Pourtant, le monde arabe n’est pas perdu pour la démocratie et son Printemps connaît un renouveau depuis 2019, porté par la mobilisation de la jeunesse et des sociétés civiles. Malgré la terreur, l’aspiration à la liberté survit et gagne en maturité, en évitant l’instrumentalisation par l’islamisme. Au Soudan, la révolte populaire a obtenu le départ de Omar el-Bechir et la transition est engagée grâce à la coopération entre civils et militaires. En Algérie, le hirak se poursuit depuis deux ans en restant fidèle à la démocratie et à la non-violence, face à un pouvoir militaire resserré autour du président Tebboune après la chute du clan Bouteflika. En Irak et au Liban, de plus en plus fort après la dévastation de Beyrouth par l’explosion du port en août 2020, la population se dresse contre l’organisation confessionnelle du pouvoir, la misère et la corruption, la soumission des dirigeants à l’Iran.

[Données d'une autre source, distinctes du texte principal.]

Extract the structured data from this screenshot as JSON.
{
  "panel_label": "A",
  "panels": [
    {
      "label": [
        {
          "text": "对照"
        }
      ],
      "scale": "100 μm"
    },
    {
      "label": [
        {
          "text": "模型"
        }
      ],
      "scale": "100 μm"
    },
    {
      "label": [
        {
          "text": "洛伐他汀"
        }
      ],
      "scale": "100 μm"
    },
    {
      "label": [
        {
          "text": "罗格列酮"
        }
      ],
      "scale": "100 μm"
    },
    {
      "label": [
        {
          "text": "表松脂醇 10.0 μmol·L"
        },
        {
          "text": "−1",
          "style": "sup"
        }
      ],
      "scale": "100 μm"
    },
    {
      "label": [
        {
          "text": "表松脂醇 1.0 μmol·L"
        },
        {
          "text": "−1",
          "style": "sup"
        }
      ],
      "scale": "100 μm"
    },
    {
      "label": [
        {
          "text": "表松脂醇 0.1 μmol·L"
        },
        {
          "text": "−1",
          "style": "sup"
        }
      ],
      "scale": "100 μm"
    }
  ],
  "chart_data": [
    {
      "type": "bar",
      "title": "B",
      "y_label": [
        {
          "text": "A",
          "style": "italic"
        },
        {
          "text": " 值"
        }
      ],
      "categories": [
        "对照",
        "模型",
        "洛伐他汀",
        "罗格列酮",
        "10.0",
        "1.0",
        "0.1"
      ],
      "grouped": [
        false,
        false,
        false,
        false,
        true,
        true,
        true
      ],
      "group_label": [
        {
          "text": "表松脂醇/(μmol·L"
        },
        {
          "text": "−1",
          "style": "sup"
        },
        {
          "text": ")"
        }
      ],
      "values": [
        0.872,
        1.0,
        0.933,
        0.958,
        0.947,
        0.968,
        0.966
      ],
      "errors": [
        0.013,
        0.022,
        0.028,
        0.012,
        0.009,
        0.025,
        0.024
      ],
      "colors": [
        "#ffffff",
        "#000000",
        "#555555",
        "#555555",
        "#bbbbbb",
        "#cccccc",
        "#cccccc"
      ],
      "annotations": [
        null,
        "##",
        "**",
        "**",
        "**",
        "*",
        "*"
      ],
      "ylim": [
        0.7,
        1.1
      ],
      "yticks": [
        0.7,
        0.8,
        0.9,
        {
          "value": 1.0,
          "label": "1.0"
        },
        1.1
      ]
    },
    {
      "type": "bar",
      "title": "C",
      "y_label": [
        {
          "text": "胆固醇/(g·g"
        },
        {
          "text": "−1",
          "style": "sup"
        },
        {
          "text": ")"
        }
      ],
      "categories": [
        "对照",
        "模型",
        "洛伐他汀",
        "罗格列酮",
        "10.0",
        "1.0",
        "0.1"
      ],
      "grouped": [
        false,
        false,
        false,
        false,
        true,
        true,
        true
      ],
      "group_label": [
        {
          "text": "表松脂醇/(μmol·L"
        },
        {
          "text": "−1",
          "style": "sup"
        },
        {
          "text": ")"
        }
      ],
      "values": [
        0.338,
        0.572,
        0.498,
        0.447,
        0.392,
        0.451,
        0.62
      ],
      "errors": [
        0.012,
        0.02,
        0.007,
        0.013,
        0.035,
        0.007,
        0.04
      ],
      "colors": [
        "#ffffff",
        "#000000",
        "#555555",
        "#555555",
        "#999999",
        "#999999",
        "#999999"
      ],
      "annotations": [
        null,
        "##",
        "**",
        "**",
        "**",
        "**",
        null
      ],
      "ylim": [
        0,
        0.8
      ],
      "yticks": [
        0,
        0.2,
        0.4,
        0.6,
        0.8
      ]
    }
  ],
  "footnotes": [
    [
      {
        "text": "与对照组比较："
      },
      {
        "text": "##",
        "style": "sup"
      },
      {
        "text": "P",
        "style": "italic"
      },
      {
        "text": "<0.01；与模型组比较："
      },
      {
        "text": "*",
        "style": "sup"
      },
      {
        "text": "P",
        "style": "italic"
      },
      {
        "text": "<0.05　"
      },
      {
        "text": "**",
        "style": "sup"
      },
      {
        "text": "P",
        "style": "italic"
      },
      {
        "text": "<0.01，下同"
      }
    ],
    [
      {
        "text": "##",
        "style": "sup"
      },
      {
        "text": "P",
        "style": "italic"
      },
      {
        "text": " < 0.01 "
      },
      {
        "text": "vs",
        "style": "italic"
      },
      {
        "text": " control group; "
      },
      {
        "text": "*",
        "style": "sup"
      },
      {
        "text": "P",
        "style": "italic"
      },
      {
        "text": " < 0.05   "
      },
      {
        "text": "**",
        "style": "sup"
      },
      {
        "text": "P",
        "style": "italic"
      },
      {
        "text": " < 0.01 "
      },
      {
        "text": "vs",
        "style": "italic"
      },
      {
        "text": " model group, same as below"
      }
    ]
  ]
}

Le Printemps arabe s’est achevé dans la guerre civile portée par les islamistes et le retour des régimes autoritaires. Mais la démocratie est le fruit d’un long apprentissage, comme l’a montré l’Europe. Et le retour des régimes autoritaires débouchera tôt ou tard sur de nouvelles révolutions, compte tenu de leurs pathologies et de leur débâcle économique, amplifiée par l’épidémie de Covid, qui se traduit par une chute du PIB de 15 % et la destruction de 17 millions de postes de travail au Moyen-Orient, ainsi que par le début de la fin de la rente des hydrocarbures. Voilà pourquoi la stratégie des démocraties vis-à-vis du monde arabe, notamment en Europe, doit cesser d’être obnubilée par les réfugiés pour allier lutte contre le djihadisme, pression pour les réformes et soutien des sociétés civiles.